|Extinction:||official use ceased after 274 AEKE|
|Parent systems:|| Elven|
The Runic alphabet was the primarily writing system for the writing of earlier Human languages.
Although its origins are unknown, they are most definetely tied to that of the Early High Elven alphabet, as most letters standing for the same sound have the exact same meaning.
The most primitive variant of the Runic alphabet, it was lacking in many features - there was no space or interpunct, long and short vowels weren't distinguished, close vowels and semivowels weren't dinstinguished, leading to several confusions...
- 「iu」 have stood for /juː/, /ju/ and /iu̯/
- 「ui」 have stood for /wiː/, /wi/ and /ui̯/
This meant that several minimal pairs weren't even distingusihed at all in writing. Sometimes, vowels weren't even written out at all to begin with, /kirɑz/ being written as 「krz」.
Etrand before Corlagon was a land of illiteracy, and this is also respected in their crude writing - the various innovations that improved writing in Hulra (word-separating interpunct, vowel length distinction, vowel-semivowel distinction) did not spread to Etrand, which coincided with the fact that written records remained very sparse.

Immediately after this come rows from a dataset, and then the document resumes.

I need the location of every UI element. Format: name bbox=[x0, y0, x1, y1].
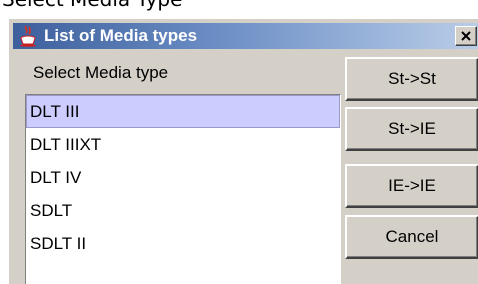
screenshot: Select Media Type List of Media types Se… bbox=[0, 0, 478, 284]
cancel-button[interactable]: Cancel bbox=[345, 215, 478, 259]
close-icon bbox=[461, 31, 471, 41]
st-to-ie-button[interactable]: St->IE bbox=[345, 107, 478, 151]
list-item-sdlt[interactable]: SDLT bbox=[26, 194, 340, 227]
ie-to-ie-button[interactable]: IE->IE bbox=[345, 164, 478, 208]
st-to-st-button[interactable]: St->St bbox=[345, 57, 478, 101]
media-type-list[interactable]: DLT III DLT IIIXT DLT IV SDLT SDLT II bbox=[25, 94, 341, 284]
cropped-header-text: Select Media Type bbox=[2, 0, 182, 11]
list-item-sdlt-ii[interactable]: SDLT II bbox=[26, 227, 340, 260]
list-item-dlt-iiixt[interactable]: DLT IIIXT bbox=[26, 128, 340, 161]
java-coffee-cup-icon bbox=[20, 25, 36, 47]
list-item-dlt-iv[interactable]: DLT IV bbox=[26, 161, 340, 194]
list-item-dlt-iii[interactable]: DLT III bbox=[26, 95, 340, 128]
close-button[interactable] bbox=[455, 26, 477, 46]
dialog-window: List of Media types Select Media type DL… bbox=[8, 18, 478, 284]
title-bar[interactable]: List of Media types bbox=[13, 23, 478, 49]
window-title: List of Media types bbox=[44, 26, 198, 45]
select-media-type-label: Select Media type bbox=[33, 63, 169, 82]
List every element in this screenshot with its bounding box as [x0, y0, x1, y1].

Therefore, just like in Proto-Human, no distinction was made between /i/ and /j/, /u/ and /w/ in writing, there was no spacing, and no distinction between short and long vowels. To make matters worse, now several letters represented multiple sounds, and obsolete combinations were still used, for example:
- both /k/ and /t͡ʃ/ written as 「c」. Usually, /t͡ʃ/ was written as「ce」or 「ci」 before back vowels, but not always.
- /g ɣ d͡ʒ/ were all written as「g」, which was also used for /j/ in several environments.
- The fronted /æ ø y/ were usually not distinguished from /ɑ o u/
- 「ai」was used for /ɑː/, even though it was no longer a dipthhong
- Even though separate letters did exist for /e/ and /o/, they were sometimes written as 「i」 and 「u」 instead of 「e」 and 「o」.
The digraph 「sc」 was used for /ʃ/
Around 800, the people of Hulra have introduced several innovations that have helped to improve their writing system:
- Distinction between close vowels and semivowels in writing
- Vowel length distinction by doubling letters for long vowels
- Usage of interpunct to separate words
The palatal /t͡ɕ d͡ʑ ɕ/ did not have dedicated letters - they were represented by the digraphs 「tj dj sj」.
The diphthongs /ie̯ uo̯/ were written 「ie uo」.
Just like in its predecessor, the palatal /t͡ʃʰ t͡ʃ~d͡ʒ ʃ/ were represented by the digraphs 「tj dj sj」.
Out of the foreign sounds found in loanwords only, only the unaspirated /k~g/ had it's (multiple) ways of representation -「gg」, 「gk」and 「kg」. The foreign vowels /ʊ/ and /u/ were not distinguished from /o/ and /y/ in writing, and may have been even pronounced as such.
The vowels /ɛː ɔː/ were written as 「ae ao」. The earlier appeared only after /j t͡ʃʰ t͡ʃ~d͡ʒ ʃ/, the latter only before /l r/.
The diphthongs /iə̯ uə̯/ were written 「ie oe」.